$1.6 billion cash and stock deal by Noble Energy

Houston-based Noble Energy Inc.  and its Noble Midstream Partners LP  master limited partnership announced a $1.6 billion cash-and-stock deal that will simplify the companies’ midstream operations.

The deal, which closed Nov. 14, is the conclusion of Noble Energy’s strategic review of its midstream business, according to Nov. 15 press releases. It includes the MLP acquiring all of Noble Energy’s remaining midstream interests and the elimination of the latter’s incentive distribution rights.

The MLP will pay Noble Energy an estimated $670 million in cash and 38.5 million of newly issued common units of NBLX valued at $930 million. That brings Noble Energy’s ownership in the MLP to 56.5 million units, or about 63 percent, and it retains ownership and control of the MLP’s general partner. Noble Energy has a 180-day lock-up period in which it cannot sell its NBLX units.

According to the two press releases, Noble Midstream acquired:

  • The remaining 60 percent interest in Blanco River DevCo LP in the Delaware Basin portion of the Permian Basin, including oil, gas and produced water in-field gathering
  • The remaining 75 percent interest in Green River DevCo LP, including oil, gas and produced water in-field gathering as well as fresh water delivery, in the Mustang area of the Denver-Julesburg Basin
  • The remaining 75 percent interest in the San Juan River DevCo LP, which provides fresh water delivery in the East Pony area of the DJ Basin
  • A 100 percent working interest in the East Pony area natural gas gathering and processing system

“With a significant amount of the backbone infrastructure complete and Noble Energy’s deep drilling inventory in both the DJ and Delaware basins, these assets are expected to further drive our capital efficiency beyond our successful 2019 levels,” Noble Midstream CEO Brent Smolik said in his company’s release. Smolik became CEO after Terry Gerhart resigned in August along with former COO John Nicholson, according to a filing with the U.S. Securities and Exchange Commission.

The acquired assets’ 2020 earnings before interest, taxes, depreciation, depletion and amortization were expected to be about $160 million, according to Noble Energy. Additionally, the eliminated incentive distribution rights would have distributed an estimated $40 million to Noble Energy.

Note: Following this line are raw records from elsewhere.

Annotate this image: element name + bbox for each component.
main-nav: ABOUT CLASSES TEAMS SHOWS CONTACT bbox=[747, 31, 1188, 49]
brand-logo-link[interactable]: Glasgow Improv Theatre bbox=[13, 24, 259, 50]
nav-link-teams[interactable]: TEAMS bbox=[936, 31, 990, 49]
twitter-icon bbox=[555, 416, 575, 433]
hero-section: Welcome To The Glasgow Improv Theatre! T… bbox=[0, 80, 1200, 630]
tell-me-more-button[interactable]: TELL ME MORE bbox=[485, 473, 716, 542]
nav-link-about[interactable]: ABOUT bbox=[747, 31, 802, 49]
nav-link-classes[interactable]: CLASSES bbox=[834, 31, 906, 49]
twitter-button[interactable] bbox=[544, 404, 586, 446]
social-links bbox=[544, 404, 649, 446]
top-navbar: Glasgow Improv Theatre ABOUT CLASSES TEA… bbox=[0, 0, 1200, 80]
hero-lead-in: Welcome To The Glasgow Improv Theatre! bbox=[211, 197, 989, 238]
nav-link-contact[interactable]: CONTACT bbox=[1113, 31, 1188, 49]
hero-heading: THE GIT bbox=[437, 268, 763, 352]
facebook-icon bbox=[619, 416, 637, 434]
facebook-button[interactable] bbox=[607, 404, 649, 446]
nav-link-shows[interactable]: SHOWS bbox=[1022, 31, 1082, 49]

“The transaction announced today highlights significant midstream value within Noble Energy, while simplifying the structure of Noble Midstream,” Noble Energy Chairman and CEO David Stover said in a release. “Retaining ownership of these assets through the NBLX structure enhances our business with steady and growing cash flow with lesser volatility from commodity prices. Noble Midstream will continue to play a critical role in Noble Energy’s execution and capital-efficient development onshore, where we have a deep inventory of high-return upstream investment opportunities.”

The deal immediately lowers the MLP’s cost of capital and enhances the companies’ alignment, Noble Midstream CFO Tom Christensen said in the other release.

“This transaction results in a self-funding midstream entity with increased exposure to two high-return onshore basins as well as promising equity barrel value opportunities,” Christensen said in the release. “By recalibrating our distribution, we retain a leading distribution growth rate relative to peers while better aligning the distribution with midstream investor expectations.”

The board of directors of Noble Midstream GP LLC was advised by BofA Securities on financial matters and Mayer Brown LLP on legal matters, the board’s conflicts committee was advised by Baird on financial matters and Baker Botts LLP on legal matters, and Noble Energy was advised by Citi on financial matters and Vinson & Elkins LLP on legal matters.